A comprehensive study led by the University of Vienna reveals a significant decline in shark and ray biodiversity over the past 100 million years. Published on November 20, 2025, in *Scientific Reports*, the research challenges previous assumptions that these species’ diversity was either stable or increasing.
The study, undertaken by a team of international researchers, analyzed fossil data and environmental conditions to understand the historical trends affecting these marine creatures. According to lead researcher Manuel A. Staggl, cartilaginous fish, which include modern sharks and rays, have existed for over 400 million years and have survived multiple mass extinction events. Yet today, over a third of neoselachians are facing the threat of extinction.
Key Findings on Biodiversity Trends
The researchers discovered that biodiversity among sharks and rays peaked around the Eocene epoch, approximately 45 million years ago, during a period of significantly warmer climate conditions. Since then, the decline has been continuous, with several factors contributing to this trend.
One notable finding is that the mass extinction event caused by the asteroid impact 66 million years ago had a minimal effect on sharks and rays. Staggl noted that these species demonstrated remarkable resilience and recovered swiftly from the catastrophe.
The availability of shallow coastal habitats has been identified as a crucial factor influencing the emergence of new shark and ray species over the past 66 million years. Jürgen Kriwet, head of the Evolutionary Morphology Research Group at the Institute of Paleontology, emphasized that diverse shallow marine habitats encourage species proliferation. However, he warned that these habitats are severely threatened by coastal development, global warming, pollution, and unsustainable fishing practices.
The Impact of Carbon Dioxide Levels
The researchers also examined the role of carbon dioxide (CO2) and found its effect on biodiversity to be more complex than previously understood. Moderate levels of CO2 were found to positively influence shark and ray biodiversity by enhancing photosynthesis in marine plants, thus benefiting the entire food chain. Staggl pointed out that while moderate CO2 levels were beneficial historically, excessive levels have proven detrimental to marine ecosystems, particularly in light of current ocean acidification driven by human activities.
The study highlights that the present biodiversity crisis, arising from overfishing, habitat destruction, and rapid climate change, is fundamentally different from historical threats. Staggl emphasized that sharks and rays in the past had time to adapt to environmental changes, whereas today’s rapid alterations leave little room for adaptation.
Specialized species, such as deep-sea sharks adapted to stable cold environments, are particularly vulnerable to the rapid increase in global temperatures.
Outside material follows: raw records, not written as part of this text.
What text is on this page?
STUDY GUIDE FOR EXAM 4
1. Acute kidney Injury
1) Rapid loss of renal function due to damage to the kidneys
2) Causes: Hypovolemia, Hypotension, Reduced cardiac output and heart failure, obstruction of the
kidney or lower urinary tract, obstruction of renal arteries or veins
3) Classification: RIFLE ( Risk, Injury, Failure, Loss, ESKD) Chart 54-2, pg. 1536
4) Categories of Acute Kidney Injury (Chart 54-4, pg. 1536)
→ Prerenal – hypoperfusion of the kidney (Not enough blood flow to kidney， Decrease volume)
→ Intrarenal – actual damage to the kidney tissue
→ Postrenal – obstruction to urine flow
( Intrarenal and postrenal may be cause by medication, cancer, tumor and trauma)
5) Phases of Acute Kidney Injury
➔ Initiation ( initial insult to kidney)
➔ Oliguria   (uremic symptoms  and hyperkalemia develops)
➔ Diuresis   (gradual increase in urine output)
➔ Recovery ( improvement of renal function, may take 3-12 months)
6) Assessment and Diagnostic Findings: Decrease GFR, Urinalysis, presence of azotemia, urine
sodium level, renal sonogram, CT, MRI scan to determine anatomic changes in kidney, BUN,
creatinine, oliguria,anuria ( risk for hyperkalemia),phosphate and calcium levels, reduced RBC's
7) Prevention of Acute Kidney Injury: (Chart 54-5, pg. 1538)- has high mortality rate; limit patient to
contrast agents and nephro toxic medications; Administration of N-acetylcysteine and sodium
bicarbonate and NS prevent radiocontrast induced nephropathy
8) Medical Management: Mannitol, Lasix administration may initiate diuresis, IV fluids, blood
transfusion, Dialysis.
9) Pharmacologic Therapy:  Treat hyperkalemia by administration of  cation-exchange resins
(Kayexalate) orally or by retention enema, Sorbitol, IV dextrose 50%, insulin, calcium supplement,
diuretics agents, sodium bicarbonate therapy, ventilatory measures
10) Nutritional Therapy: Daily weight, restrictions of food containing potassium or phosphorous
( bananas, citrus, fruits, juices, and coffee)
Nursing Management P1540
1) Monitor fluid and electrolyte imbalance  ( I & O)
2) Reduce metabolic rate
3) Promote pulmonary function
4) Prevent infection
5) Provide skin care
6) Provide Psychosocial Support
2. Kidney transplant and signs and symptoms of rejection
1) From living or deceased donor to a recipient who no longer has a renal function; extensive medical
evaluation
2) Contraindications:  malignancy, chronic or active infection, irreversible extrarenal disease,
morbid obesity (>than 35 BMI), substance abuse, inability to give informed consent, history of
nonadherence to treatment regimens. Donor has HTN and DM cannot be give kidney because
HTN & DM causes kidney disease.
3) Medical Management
The findings underscore the urgent need for effective conservation strategies. Prioritizing the preservation and restoration of diverse coastal habitats is critical. Additionally, significant reductions in CO2 emissions are essential to mitigate the impacts of ocean acidification.
“Our study shows that marine conservation must extend beyond fishing quotas to encompass entire habitats and the broader climate system,” concluded Staggl. The research serves as a crucial reminder of the intricate connections between environmental health and the survival of marine species.
For further details, refer to the study by Manuel Andreas Staggl et al., titled “Global Environmental Drivers Shape Cenozoic Neoselachian Diversity and Identify Modern Conservation Priorities,” published in *Scientific Reports*.